The common shares carry a book value for the government of Canada of about $15 a share right now, Canadian Finance Minister Jim Flaherty told reporters outside Parliament today. Canada also has preferred shares in GM, which he said the government will continue to hold. GM is buying back $2.1 billion in preferred shares owned by the U.S.
“The Canadian government may have decided that the next tranche of shares will sell at a higher price,” said Joseph D’Cruz, professor of strategic management at the University of Toronto’s Rotman School of Management. “Whether the investment is written off or not doesn’t change what the government should be doing. They have an obligation to maximize returns.”
GM shares will be listed on the Toronto Stock Exchange tomorrow under the ticker symbol GMM, trading in U.S. dollars. GM Canada President Kevin Williams will ring the bell to begin trading tomorrow in Toronto, the exchange said.
The combined Canadian stake in GM will fall to 9.3 percent through the IPO if underwriters exercise an option to buy additional shares. Canada will need to sell its remaining stake for an average of $60.08 a share, Bloomberg data show.

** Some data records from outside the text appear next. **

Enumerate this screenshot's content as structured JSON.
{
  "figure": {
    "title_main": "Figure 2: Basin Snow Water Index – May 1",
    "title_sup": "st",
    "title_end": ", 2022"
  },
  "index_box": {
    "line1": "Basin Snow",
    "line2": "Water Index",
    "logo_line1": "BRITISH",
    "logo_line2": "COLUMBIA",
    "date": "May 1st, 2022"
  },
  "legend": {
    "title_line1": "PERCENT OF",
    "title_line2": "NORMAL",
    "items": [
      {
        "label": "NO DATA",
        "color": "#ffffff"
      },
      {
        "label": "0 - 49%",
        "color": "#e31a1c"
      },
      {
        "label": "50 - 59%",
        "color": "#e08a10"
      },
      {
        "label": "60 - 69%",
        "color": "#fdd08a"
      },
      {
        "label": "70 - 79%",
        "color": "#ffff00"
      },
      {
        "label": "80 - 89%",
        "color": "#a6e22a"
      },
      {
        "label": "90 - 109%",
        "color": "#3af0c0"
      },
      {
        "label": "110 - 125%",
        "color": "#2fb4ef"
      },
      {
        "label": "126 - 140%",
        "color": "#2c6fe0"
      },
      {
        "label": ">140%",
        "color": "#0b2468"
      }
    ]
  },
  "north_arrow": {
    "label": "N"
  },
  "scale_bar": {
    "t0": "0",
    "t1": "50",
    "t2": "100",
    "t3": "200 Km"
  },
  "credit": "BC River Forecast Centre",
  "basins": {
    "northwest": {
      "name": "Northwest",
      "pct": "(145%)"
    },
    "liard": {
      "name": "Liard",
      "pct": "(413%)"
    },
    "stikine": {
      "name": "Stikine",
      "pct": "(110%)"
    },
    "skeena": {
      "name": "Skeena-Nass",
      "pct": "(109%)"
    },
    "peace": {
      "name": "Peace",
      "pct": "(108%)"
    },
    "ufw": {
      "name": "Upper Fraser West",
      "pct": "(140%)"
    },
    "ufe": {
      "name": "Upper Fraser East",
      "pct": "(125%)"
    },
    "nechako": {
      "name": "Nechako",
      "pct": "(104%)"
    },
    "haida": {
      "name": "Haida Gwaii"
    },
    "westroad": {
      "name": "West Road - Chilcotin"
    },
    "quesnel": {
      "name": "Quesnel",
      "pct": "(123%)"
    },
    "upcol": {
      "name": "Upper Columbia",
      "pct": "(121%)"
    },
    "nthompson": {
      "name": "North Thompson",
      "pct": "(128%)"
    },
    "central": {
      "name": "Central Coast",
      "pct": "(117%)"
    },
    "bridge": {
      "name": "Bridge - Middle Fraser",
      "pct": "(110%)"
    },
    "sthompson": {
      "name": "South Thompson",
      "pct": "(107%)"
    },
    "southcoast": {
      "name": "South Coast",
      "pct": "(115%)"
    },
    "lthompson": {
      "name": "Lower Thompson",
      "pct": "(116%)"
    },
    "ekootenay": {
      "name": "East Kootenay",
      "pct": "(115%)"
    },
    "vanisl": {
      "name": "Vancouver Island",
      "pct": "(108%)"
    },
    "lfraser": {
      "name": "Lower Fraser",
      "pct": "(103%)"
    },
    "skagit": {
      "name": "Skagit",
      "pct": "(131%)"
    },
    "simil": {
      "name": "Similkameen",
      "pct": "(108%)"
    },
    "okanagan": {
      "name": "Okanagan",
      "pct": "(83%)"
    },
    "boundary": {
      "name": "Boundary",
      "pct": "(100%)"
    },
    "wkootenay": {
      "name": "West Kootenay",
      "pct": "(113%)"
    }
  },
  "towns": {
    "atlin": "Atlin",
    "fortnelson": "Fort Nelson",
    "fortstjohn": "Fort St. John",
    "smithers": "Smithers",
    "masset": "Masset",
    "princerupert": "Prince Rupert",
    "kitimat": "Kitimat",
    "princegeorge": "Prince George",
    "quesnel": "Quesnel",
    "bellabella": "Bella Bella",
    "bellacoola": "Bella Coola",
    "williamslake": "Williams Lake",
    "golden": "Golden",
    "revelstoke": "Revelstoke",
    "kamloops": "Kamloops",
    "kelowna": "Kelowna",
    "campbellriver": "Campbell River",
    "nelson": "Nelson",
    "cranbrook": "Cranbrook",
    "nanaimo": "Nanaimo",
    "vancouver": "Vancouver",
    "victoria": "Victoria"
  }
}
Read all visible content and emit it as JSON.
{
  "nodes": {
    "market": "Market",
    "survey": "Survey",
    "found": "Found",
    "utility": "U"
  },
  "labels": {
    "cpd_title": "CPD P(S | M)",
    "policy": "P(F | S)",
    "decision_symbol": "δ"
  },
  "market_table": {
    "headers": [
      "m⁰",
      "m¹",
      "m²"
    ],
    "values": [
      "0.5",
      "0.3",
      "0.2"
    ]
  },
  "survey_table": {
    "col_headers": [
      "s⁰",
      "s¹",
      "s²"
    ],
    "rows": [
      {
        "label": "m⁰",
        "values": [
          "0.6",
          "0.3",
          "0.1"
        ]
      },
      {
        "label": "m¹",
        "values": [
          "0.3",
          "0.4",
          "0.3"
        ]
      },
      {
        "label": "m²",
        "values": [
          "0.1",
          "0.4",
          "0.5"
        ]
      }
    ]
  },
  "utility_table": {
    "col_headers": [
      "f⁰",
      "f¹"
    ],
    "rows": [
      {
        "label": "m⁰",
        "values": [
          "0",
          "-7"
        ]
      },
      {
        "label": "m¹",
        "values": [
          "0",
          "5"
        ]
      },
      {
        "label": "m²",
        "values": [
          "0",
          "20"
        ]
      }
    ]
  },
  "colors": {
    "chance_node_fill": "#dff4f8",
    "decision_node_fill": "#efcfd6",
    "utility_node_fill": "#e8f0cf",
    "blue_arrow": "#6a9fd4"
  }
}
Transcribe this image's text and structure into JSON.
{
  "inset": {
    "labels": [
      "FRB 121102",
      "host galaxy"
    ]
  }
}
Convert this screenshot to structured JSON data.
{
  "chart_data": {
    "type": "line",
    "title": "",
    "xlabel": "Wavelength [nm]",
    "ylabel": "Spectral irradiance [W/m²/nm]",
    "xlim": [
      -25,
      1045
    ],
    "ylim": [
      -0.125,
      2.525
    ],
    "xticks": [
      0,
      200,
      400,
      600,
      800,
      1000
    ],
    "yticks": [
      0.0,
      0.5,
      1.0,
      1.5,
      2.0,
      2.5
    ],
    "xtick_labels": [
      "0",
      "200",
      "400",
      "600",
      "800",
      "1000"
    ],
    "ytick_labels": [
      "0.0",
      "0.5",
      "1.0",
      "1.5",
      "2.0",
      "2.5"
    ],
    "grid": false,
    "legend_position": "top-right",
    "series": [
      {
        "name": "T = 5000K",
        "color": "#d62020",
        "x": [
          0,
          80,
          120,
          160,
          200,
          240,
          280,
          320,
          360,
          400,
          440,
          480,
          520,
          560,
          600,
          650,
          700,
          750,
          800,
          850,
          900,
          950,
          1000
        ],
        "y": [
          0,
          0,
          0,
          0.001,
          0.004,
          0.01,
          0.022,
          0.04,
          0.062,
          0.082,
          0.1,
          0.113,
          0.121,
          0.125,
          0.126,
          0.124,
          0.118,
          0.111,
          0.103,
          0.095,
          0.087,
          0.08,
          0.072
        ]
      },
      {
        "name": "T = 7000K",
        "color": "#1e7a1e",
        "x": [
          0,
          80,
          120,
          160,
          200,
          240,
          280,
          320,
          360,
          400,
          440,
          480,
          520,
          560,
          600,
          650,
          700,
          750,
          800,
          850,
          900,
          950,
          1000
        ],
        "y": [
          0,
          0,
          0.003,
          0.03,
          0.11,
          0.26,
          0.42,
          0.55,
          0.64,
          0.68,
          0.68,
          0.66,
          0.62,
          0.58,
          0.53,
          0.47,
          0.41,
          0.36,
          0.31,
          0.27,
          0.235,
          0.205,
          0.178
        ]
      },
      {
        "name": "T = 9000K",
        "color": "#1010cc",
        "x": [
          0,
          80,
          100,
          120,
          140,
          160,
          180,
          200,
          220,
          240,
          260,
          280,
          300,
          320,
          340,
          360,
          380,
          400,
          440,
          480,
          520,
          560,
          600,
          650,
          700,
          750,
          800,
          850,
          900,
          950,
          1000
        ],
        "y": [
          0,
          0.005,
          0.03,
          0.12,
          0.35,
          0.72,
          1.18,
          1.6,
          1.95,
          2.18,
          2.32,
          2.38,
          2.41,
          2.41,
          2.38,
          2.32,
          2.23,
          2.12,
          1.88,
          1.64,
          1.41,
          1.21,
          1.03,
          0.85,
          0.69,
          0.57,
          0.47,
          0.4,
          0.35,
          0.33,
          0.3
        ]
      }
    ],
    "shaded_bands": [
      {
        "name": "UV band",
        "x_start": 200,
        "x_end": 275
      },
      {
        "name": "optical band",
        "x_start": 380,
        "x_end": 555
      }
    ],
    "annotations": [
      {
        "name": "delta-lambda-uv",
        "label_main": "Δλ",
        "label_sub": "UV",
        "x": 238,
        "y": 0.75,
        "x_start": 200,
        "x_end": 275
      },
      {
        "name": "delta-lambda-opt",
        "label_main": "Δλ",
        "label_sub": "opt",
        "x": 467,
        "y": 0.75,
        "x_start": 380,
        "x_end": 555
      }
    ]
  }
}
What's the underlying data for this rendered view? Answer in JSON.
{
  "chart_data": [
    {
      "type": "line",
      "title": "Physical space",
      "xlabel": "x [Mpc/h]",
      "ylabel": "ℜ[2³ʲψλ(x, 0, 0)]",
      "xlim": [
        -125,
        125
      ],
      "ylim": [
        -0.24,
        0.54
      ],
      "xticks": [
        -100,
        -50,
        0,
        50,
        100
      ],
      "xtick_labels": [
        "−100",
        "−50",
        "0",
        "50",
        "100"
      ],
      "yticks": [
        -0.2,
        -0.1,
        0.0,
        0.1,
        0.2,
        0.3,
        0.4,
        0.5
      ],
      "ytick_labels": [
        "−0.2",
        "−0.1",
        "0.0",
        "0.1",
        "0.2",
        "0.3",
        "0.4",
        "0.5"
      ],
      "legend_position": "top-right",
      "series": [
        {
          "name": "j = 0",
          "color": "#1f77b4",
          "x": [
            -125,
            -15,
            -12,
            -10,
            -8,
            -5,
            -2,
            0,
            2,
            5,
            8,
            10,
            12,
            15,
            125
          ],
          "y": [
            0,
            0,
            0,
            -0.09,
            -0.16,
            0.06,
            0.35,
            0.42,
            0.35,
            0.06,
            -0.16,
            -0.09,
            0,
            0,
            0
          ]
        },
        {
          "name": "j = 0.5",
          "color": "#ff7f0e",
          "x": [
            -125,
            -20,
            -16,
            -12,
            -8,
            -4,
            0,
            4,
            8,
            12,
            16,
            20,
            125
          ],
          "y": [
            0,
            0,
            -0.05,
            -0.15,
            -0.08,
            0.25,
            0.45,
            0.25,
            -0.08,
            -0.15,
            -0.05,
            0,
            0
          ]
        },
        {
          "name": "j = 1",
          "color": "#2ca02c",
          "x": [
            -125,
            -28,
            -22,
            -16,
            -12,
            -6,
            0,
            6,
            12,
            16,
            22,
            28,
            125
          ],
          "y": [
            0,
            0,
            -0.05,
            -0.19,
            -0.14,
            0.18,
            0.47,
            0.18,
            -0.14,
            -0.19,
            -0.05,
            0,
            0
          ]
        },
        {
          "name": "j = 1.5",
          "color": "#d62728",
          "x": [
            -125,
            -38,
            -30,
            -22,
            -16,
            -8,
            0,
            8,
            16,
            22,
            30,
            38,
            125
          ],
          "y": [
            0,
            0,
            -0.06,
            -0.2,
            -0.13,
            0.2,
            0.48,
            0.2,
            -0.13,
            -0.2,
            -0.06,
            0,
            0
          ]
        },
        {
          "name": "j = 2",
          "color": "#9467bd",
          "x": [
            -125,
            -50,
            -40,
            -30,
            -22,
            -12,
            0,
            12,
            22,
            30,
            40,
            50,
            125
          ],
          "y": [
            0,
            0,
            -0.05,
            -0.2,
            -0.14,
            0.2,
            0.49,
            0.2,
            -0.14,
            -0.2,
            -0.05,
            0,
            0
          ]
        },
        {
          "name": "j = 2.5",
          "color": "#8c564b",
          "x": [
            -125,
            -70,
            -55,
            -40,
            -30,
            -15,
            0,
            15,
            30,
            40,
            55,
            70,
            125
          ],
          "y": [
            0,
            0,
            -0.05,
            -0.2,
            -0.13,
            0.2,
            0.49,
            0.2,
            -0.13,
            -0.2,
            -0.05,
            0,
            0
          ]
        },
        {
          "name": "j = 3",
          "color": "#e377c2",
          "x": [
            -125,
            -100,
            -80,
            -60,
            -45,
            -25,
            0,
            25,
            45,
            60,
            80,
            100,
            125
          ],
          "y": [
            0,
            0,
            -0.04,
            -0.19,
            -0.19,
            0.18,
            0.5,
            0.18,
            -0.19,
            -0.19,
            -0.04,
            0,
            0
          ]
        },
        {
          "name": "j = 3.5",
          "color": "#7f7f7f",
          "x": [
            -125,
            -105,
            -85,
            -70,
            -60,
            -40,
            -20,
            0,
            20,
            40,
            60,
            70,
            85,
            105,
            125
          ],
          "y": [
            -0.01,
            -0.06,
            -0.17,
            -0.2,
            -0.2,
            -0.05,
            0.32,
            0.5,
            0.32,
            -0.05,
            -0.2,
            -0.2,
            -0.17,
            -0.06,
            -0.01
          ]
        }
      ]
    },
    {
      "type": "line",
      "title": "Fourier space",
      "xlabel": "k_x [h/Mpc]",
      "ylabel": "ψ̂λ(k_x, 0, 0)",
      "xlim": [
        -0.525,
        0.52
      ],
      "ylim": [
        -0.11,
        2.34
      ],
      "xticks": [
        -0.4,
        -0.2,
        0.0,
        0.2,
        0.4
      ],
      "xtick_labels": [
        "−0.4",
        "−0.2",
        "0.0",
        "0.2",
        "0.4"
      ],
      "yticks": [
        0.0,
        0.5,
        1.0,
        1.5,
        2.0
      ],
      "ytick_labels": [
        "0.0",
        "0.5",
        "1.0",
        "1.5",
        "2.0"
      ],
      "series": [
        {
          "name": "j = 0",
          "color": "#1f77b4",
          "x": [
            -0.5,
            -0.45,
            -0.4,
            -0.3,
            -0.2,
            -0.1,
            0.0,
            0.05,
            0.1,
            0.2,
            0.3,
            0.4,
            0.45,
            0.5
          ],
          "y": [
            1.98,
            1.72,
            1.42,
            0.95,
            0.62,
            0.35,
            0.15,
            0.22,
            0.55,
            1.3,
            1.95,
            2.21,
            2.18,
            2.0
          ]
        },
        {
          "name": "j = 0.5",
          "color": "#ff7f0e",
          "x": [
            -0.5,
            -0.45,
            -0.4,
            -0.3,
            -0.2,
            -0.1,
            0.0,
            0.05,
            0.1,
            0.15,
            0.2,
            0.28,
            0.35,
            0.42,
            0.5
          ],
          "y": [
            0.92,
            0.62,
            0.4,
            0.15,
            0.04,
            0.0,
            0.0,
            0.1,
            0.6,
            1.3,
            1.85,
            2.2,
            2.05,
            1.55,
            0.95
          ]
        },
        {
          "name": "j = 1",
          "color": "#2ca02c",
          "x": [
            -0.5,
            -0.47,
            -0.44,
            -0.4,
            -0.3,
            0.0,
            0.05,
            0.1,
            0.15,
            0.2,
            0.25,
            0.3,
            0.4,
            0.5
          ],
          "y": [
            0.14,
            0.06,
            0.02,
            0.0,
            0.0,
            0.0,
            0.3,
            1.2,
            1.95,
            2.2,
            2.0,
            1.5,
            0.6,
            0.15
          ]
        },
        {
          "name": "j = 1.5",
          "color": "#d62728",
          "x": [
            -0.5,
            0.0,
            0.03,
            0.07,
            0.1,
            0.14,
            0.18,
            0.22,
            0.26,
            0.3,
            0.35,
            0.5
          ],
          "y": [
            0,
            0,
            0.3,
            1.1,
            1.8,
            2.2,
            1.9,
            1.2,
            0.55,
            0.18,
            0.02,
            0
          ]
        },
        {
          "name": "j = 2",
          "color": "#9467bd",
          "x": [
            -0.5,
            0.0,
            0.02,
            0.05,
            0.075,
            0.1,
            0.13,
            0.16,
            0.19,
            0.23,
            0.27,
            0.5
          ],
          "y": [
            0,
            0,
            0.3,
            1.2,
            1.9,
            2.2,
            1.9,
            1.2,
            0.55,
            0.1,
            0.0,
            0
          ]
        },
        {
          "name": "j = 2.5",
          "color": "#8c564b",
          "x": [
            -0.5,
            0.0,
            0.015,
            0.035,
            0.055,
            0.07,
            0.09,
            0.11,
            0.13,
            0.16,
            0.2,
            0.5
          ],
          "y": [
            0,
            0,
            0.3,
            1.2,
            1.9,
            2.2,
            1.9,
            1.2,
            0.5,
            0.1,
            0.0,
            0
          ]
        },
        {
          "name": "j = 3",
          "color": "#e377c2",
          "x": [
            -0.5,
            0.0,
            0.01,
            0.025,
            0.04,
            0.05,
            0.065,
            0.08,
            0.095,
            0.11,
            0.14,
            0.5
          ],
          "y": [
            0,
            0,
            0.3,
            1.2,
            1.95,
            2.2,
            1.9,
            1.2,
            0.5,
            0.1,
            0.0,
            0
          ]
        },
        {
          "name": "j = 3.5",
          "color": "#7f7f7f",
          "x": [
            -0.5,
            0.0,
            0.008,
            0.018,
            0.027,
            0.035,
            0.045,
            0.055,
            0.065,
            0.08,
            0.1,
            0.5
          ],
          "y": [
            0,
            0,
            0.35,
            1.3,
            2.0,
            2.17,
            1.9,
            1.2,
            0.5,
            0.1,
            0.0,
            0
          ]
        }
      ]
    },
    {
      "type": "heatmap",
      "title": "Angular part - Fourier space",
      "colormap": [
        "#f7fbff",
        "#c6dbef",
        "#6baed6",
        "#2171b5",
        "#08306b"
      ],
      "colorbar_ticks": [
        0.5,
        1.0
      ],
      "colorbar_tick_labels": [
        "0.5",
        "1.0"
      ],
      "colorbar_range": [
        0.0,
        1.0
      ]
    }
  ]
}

Canada agreed to sell 30.5 million shares, which would raise as much as $1 billion, and may sell as many as 4.6 million more shares, worth about $150 million, among those set aside for investment banks in the so-called overallotment option.
“We had discussions early on with the U.S. government and with the government of Ontario,” Flaherty said. “We made our own decision.”
The U.S. is now planning to sell 358.5 million shares after initially agreeing to 263.5 million and the UAW health fund will sell 89 million shares, an increase from the original pledge for 71 million. The two GM stakeholders also may sell 50.2 million more shares as part of the overallotment, a U.S. regulatory filing today shows.
The U.S. and underwriters asked the Canadian government to sell more shares, said three people briefed on the discussions, who asked not to be named because the talks are private. The Treasury wanted to provide future shareholders as much liquidity as possible while minimizing its losses on the deal, the people said.
The U.S. Treasury, which is taking a loss on its portion of the sale, needs to sell GM stock for an average of $43.67 a share to break even on its entire investment, data compiled by Bloomberg show.
If underwriters exercise the overallotment option, the remainder of the U.S. government’s GM shares would need to be sold at an average of $53.07 apiece, according to data compiled by Bloomberg.